One girl highly recommended her classmates read the Twilight novels instead of watching the TV series. "They're way better than the films," she said. And we discussed the observation that books are usually better than the movies.
I recommended some books, and when I mentioned the Narnia series, the class went crazy. Most of them had already read it and the room buzzed with mini-conversations about Aslan and the Boy and His Horse. (The only other word I mentioned that got them buzzing louder was the word, 'Fortnight.' I must remember to avoid using that word in class. It always becomes an immediate conversational distraction.)
I asked another girl what her favorite book was and she said, "I can't remember. I read waaaay too many books over Christmas!"
"You can never read too many books," her friend reminded her.
I was amazed. Most of the class had read, not one or even two books over Christmas, but many. Boys and girls alike. I was in danger of having to write up a multitude of incident reports in this school.
I complimented them. "I'm so proud of you for reading over the holidays instead of spending all your time on electronics and video games!" And then we had a little discussion about that topic. "It's very important that you own your electronics. It's not good when they own you," I said. And heads nodded seriously and sagely all over the room.
So what is this world coming to? There is much to worry about in the coming year. Obstinate kids who chant "child abuse" when you take hold of their wrist to lead them out the door are worrisome. Misuse of electronics, inside and outside the classroom, is worrisome.
But then there are the other things--the other kids--the future engineers, teachers, mechanics, politicians and nurses. There are the kids who get a kick out of books. Who love shelving them, reading them, talking about them, who would rather puzzle out the Dewey Decimal system than run around outside.
"I played outside a lot over the break too," said one grade 7 boy. "I didn't get to go skiing, but I spent a lot of time in the park with my friends, throwing a ball around."
Oh, be still my beating heart!
I am so excited about what this world is coming to. I am so privileged to spend time with kids. I have come to love them more every one of the 28 years I've been teaching. I hope I can get another year or two in before I'm too old to hobble through those educational institution doors any more.

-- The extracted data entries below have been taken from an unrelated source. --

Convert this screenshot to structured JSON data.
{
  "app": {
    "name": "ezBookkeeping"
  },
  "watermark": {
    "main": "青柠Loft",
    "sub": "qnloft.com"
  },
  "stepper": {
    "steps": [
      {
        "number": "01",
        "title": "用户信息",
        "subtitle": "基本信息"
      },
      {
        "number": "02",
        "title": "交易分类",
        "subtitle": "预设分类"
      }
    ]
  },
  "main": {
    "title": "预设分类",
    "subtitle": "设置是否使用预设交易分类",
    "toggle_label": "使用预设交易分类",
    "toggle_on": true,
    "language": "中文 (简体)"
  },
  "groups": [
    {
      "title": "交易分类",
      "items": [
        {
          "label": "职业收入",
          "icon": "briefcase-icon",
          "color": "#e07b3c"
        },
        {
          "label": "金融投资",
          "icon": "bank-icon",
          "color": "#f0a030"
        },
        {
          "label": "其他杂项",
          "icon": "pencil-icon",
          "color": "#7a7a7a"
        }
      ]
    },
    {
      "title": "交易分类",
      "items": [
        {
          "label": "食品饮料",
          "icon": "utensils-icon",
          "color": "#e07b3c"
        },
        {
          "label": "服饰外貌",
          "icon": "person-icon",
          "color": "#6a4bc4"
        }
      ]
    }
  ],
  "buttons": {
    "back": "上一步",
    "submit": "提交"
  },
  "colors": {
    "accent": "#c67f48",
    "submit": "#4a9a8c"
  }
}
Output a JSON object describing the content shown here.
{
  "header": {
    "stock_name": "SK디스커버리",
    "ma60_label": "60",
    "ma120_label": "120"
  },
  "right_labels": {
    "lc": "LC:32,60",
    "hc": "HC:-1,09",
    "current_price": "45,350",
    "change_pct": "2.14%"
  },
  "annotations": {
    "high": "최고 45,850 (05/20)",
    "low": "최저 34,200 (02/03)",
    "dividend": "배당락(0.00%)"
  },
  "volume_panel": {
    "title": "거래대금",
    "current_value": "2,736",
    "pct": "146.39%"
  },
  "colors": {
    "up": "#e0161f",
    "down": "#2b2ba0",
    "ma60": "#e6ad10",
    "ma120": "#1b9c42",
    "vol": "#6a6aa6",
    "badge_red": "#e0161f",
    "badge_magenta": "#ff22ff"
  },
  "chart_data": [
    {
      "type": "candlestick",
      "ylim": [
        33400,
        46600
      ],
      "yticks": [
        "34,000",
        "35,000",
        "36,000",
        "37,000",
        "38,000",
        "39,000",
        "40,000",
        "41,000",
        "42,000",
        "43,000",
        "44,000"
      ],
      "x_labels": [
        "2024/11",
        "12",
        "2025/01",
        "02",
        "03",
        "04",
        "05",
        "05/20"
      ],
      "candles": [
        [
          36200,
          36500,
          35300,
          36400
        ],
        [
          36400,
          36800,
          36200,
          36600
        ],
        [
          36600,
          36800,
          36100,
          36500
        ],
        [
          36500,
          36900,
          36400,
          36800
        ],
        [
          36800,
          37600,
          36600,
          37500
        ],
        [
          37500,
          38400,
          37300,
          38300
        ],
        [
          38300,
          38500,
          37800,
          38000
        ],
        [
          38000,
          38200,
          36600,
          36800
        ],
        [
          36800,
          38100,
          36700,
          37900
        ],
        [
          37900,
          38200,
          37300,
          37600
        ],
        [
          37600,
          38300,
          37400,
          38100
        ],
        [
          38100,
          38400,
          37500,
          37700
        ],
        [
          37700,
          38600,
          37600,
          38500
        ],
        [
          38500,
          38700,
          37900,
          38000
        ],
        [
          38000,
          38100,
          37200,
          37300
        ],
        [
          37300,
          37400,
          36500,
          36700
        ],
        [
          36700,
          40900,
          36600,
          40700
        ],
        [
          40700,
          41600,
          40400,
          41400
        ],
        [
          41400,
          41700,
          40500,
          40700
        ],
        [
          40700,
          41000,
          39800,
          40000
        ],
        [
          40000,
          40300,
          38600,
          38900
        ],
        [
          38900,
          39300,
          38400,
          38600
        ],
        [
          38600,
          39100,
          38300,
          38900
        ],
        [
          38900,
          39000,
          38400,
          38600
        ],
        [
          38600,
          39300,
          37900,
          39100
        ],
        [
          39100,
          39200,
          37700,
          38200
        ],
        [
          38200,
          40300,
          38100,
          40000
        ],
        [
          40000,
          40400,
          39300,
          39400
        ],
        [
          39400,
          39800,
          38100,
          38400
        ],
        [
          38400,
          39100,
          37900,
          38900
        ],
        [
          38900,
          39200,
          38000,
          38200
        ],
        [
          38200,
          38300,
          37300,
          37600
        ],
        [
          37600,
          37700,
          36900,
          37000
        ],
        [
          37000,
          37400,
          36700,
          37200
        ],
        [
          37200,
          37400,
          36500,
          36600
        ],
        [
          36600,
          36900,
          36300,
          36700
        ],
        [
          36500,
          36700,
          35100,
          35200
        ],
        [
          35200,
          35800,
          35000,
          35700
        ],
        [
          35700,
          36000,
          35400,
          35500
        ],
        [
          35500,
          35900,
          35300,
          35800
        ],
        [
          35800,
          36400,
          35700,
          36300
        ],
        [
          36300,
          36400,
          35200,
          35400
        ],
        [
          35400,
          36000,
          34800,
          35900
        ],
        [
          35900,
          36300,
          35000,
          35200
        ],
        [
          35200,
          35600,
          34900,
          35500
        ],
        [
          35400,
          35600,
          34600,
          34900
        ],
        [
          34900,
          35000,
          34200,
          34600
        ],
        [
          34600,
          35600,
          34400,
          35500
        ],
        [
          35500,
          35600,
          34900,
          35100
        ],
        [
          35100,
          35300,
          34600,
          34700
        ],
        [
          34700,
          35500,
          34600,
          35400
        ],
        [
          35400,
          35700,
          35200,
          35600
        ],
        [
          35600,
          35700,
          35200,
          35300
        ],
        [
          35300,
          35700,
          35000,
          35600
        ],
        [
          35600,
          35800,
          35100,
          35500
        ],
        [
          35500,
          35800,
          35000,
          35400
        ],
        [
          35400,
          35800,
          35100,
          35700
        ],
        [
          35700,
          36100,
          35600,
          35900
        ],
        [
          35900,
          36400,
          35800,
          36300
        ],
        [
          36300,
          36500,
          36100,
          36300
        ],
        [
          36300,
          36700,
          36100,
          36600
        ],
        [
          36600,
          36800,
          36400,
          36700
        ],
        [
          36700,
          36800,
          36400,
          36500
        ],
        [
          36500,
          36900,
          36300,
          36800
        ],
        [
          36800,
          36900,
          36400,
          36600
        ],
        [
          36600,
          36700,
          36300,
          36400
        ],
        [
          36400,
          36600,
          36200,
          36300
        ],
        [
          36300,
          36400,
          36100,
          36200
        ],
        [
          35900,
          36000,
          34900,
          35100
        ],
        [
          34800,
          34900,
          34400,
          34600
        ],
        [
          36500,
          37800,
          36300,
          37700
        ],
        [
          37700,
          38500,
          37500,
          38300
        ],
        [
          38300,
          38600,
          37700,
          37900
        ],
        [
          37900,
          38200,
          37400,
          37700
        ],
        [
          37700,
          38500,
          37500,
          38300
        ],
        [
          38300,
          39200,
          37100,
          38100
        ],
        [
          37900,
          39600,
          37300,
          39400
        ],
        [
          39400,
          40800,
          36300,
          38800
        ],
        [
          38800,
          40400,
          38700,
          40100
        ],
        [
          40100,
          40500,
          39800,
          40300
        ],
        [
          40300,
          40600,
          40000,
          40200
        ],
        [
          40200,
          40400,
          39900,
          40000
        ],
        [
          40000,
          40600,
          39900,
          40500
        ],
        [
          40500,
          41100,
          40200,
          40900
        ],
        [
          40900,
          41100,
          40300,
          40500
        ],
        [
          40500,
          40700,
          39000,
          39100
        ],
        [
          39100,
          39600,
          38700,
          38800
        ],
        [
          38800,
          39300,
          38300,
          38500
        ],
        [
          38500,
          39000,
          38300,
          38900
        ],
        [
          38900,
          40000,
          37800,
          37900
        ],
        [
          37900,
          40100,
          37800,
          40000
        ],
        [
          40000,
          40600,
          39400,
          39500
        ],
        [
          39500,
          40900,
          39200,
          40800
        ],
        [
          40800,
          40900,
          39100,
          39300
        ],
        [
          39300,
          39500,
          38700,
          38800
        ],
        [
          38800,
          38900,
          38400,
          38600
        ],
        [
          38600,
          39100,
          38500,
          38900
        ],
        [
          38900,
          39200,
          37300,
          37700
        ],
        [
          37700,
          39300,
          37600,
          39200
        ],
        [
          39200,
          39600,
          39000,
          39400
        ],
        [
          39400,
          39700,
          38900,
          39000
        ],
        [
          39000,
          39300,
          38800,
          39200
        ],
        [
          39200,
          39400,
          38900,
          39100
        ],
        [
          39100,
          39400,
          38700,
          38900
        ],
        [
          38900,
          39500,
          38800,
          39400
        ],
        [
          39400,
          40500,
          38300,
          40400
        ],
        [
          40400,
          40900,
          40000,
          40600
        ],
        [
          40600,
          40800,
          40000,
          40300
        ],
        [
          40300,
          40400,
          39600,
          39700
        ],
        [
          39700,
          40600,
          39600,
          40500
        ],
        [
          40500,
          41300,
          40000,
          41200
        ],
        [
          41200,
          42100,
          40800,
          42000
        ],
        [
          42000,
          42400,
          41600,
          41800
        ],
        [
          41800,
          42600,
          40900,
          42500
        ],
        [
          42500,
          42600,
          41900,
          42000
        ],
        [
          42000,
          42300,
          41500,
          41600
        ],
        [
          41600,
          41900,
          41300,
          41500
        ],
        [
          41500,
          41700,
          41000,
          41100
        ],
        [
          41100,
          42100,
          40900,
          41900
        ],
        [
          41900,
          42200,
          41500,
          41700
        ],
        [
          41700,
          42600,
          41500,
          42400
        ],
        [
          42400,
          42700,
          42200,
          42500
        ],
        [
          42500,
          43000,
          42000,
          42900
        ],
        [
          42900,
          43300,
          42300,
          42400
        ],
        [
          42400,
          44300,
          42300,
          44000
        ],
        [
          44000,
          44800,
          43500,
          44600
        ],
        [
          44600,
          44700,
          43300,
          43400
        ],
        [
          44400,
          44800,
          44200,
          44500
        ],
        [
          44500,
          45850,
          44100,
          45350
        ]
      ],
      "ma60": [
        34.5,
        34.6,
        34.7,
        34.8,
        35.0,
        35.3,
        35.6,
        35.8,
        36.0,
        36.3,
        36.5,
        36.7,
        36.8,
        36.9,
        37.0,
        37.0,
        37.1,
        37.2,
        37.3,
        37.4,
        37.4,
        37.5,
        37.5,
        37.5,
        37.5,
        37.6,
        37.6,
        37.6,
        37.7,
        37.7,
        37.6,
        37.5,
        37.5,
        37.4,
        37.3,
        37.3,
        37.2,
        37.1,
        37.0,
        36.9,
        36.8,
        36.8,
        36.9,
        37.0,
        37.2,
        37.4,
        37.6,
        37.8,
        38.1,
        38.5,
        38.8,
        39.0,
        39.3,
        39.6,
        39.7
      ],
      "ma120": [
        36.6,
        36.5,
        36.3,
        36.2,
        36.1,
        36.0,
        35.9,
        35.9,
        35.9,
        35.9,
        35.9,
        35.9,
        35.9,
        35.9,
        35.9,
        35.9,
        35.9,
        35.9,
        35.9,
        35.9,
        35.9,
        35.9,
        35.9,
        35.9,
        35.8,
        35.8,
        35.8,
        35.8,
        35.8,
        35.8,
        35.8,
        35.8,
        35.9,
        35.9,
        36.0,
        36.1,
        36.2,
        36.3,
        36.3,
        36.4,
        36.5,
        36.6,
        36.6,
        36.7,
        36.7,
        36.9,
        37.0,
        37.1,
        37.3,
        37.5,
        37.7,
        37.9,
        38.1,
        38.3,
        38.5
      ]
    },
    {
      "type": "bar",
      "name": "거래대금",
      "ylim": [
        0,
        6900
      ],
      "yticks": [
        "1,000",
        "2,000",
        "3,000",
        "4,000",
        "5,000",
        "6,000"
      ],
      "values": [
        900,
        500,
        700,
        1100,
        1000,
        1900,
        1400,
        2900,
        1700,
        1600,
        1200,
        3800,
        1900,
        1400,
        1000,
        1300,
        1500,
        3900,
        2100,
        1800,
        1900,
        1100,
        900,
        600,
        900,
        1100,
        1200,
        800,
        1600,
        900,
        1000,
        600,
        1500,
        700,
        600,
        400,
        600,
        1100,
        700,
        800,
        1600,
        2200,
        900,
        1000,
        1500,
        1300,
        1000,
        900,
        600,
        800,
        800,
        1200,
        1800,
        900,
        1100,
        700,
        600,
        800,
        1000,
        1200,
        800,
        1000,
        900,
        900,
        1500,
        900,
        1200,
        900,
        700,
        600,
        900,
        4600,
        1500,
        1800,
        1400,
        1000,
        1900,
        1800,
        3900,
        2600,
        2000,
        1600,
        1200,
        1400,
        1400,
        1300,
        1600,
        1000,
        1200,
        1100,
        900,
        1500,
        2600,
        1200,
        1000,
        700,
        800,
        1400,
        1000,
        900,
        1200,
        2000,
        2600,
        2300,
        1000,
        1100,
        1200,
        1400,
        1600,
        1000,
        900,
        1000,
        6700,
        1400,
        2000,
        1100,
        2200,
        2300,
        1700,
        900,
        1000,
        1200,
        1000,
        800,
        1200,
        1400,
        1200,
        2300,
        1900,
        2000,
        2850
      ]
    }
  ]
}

The future of this world is in good hands. Yes, I mean the Hands with a capital "H." But I also feel confident that the future will be good in the hands of those little ones He continues to watch over and teach. It will be a good New Year.
Note: The image in this post is not of one of my students. I don't post images of my students or identify them on the web. But it's a good example of the topic of this post, and this little bookworm warms my heart too.